M. El Hirch-Morchid (Mainz)¹, R. Skyes (Clydebank)², D. Ang (Clydebank)², S. Biscaglia (Cona (FE))³, G. Campo (Ferrara)⁴, F. Crea (Rome)⁵, J. Escaned (Madrid)⁶, G. Esposito (Milan)⁷, D. Galante (Rom)⁸, H. Mejia-Renteria (Madrid)⁹, S. Miner (Toronto)¹⁰, J. Oreglia (Milan)¹¹, L. Di Serafino (Napoli)¹², M. Weferling (Bad Nauheim)¹³, A. M. Leone (Rome)⁵, C. Berry (Glasgow)¹⁴, T. Gori (Mainz)^15
1Universitätsmedizin Mainz Zentrum für Kardiologie Mainz, Deutschland; ²School of Cardiovascular and Metabolic Health, University of Glasgow Clydebank, Großbritannien; ³Azienda Ospedaliero-Universitaria S. Anna Cardiovascular Institute Cona (FE), Italien; ⁴Cardiovascular Institute Dipartimento di Medicina Traslazionale U.O. Cardiologia Ferrara, Italien; ⁵Catholic University of the Sacred Heart Agostino Gemelli Hospital Rome, Italien; ⁶Hospital Clinico San Carlos Madrid, Spanien; ⁷Division of Interventional Cardiology, De Gasperis Cardio Center ASST Grande Ospedale Metropolitano Niguarda Milan, Italien; ⁸Center of Excellence in Cardiovascular Rom, Italien; ⁹Department of Cardiology, Hospital Clinico San Carlos IDISSC, Universidad Complutense de Madrid Madrid, Spanien; ¹⁰Southlake Regional Health Centre Cardiology Toronto, Kanada; ¹¹De Gasperis Cardio Center ASST Grande Ospedale Metropolitano Niguarda Division of Interventional Cardiology Milan, Italien; ¹²Department of Advanced Biomedical Sciences, University of Naples Federico II Napoli, Italien; ¹³Kerckhoff Klinik GmbH Abteilung für Kardiologie Bad Nauheim, Deutschland; ¹⁴Golden Jubilee National Hospital, University of Glasgow School of Cardiovascular and Metabolic Health Glasgow, Großbritannien; ¹⁵Universitätsmedizin der Johannes Gutenberg-Universität Mainz Zentrum für Kardiologie Mainz, Deutschland

Background:
A myocardial bridge is an abnormal coronary artery course where a segment of a coronary artery runs within the myocardium, causing compression and mechanical irritation. Previous studies have shown a correlation between myocardial bridges and epicardial coronary artery spasm.

Methods:
In an international multicenter cohort (Micro-SNAPE, NCT06125392) we analyzed 1,118 patients who underwent coronary angiography with physiological assessment.

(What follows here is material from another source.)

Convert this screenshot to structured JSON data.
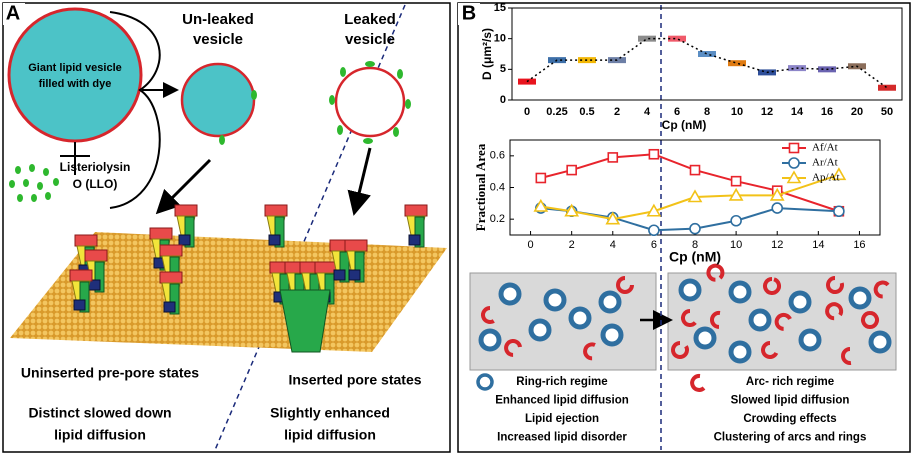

The diagnosis of acetylcholine-induced epicardial coronary artery spasm was based on Micro-SNAPE criteria. MB was adjudicated based on >50% systolic obstruction at angiography. Diagnoses and statistical analysis were performed by a core laboratory. Multivariable logistic regression was adjusted for demographic variables, cardiovascular risk factors, and medical history.

Results:
Among the 1,088 patients analyzed, 124 (11.3%) had a myocardial bridge. Epicardial spasm was observed in 189 patients (17.4%). Patients with myocardial bridges exhibited a higher prevalence of epicardial spasm compared to those without myocardial bridges (31.1% vs. 15.2%; p<0.001). In the adjusted regression model (n = 939 complete cases), an independent association between myocardial bridge and epicardial spasm was demonstrated (OR 2.59, 95% CI 1.62-4.16; p<0.001). Average marginal effects indicated a 12.7% absolute increase in the probability of spasm attributable to MB. In contrast, there was no association with microvascular spasm.

Conclusion:
The presence of myocardial bridges is an independent predictor of epicardial spasm. This supports the hypothesis that myocardial bridges may have a mechanistic role in the development of vasospastic angina.